Pero no hubo nada, ni un gesto. Acabó el usual tratamiento a clientes con una sonrisa forzada, ni tan si quiera pude sentir el leve estrechar de manos que me dedicó antes de despedirnos. Nos recordó la fecha de la siguiente consulta antes de marcharnos de allí.
La puerta sonó al cerrar y con ello indicó que todo había terminado. Había sentido otra vez algo que rememoraba otros tiempos, una fuerte ilusión que no sentía en muchos años, pero se había acabado y había dejado sus secuelas, como la subida de adrenalina después de la montaña rusa y la consiguiente flojera en tus piernas cuando bajas de los vagones.
Cruzamos dos calles antes de llegar a la librería mientras Eneko iba a comprar su juego. No puede evitar comprar La broma y Rayuela como un guiño a lo que me acababa de suceder, eran los libros que más nos gustaban a los dos en nuestra juventud. Cada uno defendía su preferido como un hincha a su equipo de futbol. Yo me inclinaba por Rayuela mientras ella siempre prefería cualquiera de Kudera. Así provoqué la unión entre América y Europa en una bolsa de plástico. Me hacía gracia el mero hecho de pensar en oír a kundera y a Cortazar el uno pegado al otro hablándose al oído en el asiento trasero de mi coche.

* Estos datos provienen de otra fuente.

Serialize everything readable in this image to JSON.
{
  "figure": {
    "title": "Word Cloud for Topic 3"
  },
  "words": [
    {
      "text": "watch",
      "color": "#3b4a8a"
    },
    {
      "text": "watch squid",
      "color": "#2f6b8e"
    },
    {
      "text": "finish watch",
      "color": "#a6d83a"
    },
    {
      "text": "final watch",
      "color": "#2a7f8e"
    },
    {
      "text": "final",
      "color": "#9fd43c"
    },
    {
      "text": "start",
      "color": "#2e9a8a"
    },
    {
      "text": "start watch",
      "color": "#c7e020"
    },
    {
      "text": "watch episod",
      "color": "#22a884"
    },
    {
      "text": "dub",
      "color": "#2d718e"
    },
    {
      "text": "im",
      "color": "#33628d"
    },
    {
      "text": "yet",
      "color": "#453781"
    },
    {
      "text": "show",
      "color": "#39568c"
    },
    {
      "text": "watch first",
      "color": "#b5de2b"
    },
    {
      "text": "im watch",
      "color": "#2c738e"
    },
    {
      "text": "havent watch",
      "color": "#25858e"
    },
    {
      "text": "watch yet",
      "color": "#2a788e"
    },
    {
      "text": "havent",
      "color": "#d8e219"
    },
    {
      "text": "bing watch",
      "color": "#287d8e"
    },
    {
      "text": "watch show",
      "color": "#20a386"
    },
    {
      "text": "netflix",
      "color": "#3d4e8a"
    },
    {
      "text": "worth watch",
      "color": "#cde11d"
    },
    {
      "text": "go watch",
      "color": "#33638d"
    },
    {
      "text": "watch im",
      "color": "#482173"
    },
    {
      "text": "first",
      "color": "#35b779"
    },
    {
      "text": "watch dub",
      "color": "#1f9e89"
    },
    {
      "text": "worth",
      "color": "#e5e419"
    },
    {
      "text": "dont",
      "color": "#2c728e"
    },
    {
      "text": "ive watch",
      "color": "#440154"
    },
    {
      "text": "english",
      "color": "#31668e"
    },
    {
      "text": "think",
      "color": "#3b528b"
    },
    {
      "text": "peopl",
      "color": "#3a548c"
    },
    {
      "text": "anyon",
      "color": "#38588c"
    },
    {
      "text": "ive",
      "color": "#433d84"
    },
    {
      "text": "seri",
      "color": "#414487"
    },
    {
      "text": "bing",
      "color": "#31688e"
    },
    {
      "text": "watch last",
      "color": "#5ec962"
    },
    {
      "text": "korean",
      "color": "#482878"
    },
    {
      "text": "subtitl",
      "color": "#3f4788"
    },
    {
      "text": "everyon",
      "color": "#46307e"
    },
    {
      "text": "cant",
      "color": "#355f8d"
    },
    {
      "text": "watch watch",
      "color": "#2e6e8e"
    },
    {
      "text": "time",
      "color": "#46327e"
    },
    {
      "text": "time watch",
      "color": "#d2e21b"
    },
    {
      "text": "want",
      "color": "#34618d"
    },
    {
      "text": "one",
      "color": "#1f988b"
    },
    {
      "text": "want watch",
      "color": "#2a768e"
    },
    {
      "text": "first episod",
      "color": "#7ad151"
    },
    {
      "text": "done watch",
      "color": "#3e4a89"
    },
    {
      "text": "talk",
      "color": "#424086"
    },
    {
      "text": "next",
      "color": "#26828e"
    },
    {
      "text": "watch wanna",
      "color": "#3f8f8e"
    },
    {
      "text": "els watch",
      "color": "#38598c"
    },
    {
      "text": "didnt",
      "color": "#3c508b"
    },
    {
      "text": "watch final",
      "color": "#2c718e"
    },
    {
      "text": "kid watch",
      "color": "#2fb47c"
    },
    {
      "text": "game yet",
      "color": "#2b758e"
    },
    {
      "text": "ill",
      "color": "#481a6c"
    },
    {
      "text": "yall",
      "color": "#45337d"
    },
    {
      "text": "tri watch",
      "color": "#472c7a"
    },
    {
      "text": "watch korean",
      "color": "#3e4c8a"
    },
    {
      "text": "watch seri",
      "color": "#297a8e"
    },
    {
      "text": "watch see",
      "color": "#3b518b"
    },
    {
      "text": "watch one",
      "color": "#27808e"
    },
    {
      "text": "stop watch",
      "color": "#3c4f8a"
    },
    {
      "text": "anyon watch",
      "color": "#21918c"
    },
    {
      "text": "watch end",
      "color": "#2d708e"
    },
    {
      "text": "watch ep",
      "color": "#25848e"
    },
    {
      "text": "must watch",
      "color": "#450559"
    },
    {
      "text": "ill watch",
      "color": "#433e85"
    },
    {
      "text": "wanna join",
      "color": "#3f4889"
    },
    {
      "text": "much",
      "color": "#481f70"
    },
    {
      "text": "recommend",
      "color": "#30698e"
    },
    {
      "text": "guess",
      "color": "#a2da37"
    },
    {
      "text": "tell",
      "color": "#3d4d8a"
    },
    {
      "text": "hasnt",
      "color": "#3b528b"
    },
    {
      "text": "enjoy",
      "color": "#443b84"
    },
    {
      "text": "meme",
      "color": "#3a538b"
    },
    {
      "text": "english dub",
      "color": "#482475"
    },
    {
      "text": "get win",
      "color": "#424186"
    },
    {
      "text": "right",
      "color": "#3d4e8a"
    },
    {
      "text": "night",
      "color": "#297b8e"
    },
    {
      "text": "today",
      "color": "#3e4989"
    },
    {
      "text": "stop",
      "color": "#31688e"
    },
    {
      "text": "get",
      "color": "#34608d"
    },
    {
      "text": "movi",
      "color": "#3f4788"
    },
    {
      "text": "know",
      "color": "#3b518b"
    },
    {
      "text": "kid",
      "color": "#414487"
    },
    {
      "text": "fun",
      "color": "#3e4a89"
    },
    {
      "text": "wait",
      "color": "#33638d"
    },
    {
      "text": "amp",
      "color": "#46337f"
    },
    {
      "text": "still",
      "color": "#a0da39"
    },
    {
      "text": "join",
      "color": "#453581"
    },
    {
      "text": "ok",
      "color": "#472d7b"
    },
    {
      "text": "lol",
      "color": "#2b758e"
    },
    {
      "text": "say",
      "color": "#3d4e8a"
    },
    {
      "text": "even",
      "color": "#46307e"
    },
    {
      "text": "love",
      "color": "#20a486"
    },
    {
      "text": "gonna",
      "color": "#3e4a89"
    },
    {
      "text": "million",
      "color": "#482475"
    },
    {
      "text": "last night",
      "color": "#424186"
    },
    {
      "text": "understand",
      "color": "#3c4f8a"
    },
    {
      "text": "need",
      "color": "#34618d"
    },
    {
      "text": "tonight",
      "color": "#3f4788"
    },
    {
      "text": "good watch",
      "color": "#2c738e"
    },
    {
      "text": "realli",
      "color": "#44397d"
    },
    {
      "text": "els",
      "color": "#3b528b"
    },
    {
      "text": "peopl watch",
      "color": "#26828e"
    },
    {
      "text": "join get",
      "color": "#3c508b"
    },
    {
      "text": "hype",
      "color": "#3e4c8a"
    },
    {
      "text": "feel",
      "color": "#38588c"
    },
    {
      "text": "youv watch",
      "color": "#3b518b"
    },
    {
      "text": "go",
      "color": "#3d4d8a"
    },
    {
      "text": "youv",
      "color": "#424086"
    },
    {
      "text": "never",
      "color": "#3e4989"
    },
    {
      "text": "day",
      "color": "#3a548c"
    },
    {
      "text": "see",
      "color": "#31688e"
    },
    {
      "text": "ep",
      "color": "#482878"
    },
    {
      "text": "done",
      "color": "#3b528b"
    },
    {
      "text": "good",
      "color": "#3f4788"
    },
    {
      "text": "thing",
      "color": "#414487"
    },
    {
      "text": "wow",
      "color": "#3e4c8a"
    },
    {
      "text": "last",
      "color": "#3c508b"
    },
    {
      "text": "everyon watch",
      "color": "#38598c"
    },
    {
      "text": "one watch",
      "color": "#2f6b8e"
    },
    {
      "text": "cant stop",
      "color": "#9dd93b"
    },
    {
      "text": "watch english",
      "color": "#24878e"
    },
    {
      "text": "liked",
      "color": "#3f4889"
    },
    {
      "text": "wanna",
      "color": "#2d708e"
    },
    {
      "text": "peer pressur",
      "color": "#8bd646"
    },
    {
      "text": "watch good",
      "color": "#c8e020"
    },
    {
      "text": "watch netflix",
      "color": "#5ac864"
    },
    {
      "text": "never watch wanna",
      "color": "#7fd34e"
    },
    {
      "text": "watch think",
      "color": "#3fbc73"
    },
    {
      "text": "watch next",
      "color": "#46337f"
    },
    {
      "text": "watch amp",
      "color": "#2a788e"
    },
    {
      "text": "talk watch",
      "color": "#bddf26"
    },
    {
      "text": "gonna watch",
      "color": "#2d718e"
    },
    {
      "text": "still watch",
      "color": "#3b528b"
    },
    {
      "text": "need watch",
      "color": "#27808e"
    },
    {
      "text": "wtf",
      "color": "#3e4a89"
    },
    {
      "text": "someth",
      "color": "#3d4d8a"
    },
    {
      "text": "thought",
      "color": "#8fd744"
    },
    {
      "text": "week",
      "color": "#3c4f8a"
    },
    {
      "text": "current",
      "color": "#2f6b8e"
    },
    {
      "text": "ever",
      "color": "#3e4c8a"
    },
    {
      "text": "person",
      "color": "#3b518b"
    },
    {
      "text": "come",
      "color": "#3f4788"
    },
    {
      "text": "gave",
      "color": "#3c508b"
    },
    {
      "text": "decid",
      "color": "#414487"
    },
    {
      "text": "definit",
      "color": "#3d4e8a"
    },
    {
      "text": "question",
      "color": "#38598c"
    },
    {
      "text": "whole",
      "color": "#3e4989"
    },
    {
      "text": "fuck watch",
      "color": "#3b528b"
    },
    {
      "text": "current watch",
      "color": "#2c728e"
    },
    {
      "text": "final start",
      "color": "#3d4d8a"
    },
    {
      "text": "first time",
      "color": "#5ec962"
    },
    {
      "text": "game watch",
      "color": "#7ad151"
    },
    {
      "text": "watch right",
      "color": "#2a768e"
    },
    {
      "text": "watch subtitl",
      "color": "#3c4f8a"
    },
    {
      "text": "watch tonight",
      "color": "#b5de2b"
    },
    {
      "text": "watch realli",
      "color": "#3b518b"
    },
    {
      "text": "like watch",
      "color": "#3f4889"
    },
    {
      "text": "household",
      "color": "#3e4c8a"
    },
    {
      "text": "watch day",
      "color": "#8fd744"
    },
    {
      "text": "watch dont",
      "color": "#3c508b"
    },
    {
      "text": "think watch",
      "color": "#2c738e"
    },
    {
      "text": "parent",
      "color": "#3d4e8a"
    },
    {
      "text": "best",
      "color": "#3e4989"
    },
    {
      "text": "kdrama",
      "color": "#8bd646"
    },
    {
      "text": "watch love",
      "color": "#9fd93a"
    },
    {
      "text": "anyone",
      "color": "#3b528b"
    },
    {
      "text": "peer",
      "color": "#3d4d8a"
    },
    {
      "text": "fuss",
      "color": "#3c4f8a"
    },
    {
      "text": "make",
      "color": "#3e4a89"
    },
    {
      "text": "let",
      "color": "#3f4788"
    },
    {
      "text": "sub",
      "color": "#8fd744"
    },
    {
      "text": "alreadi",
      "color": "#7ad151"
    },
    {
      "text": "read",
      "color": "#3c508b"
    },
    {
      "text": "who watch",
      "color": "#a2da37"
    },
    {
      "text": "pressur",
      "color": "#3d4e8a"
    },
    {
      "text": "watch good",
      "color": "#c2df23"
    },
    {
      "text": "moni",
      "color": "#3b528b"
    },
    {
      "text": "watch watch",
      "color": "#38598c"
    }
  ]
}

En el momento en el que salimos de la tienda lo vi todo claro, un cartel en la fachada de una pequeña casa blanca con un jardín lleno de plantas y dos perros de raza boxer que miraban con un aire pensativo a los viandantes a través de la verja. Supe instantáneamente que esa era su casa y recordé como ella había pedido los datos de mis dos hijos pero en el momento de escribir los míos no había dudado ni un instante en mi nombre, mi edad y mis apellidos, los escribió de carrerilla. Sabía que iba a pasar por esa librería y que vería su casa y que esa casa me lo diría todo de ella.
No me había percatado de ese detalle hasta que vi el cartel de su casa y tenía un deseo irrefrenable de volver sobre mis pasos para poder decirle que sabía quien era ella y que ella sabía quien era yo y preguntarle por qué no me había dicho nada; pero no lo hice. Sólo pensé en que había conseguido, a pesar de que le había costado mucho tiempo, vivir como ella quería. Durante nuestros encuentros, en aquellos años, me repetía una y otra vez que algún día viviría en este lugar, en una casa como esa, con el mismo cartel y con dos perros iguales a estos.
Sabía que al fin era feliz, ese fue siempre mi objetivo, algo que frustró parte de mi vida por no haberlo llegado a conseguir, todo lo demás que nos hubiéramos contado no habría tenido importancia, por eso no debía volver.
Mantuve aquel momento dejando de respirar diez segundos, con una sonrisa intentando aferrarme a ese instante, para que me calase hondo porque era uno de los momentos más felices de mi vida, Claudia me dijo -nos vamos. Y yo le conteste -nos vamos hija. Le dediqué un beso y continué mi camino.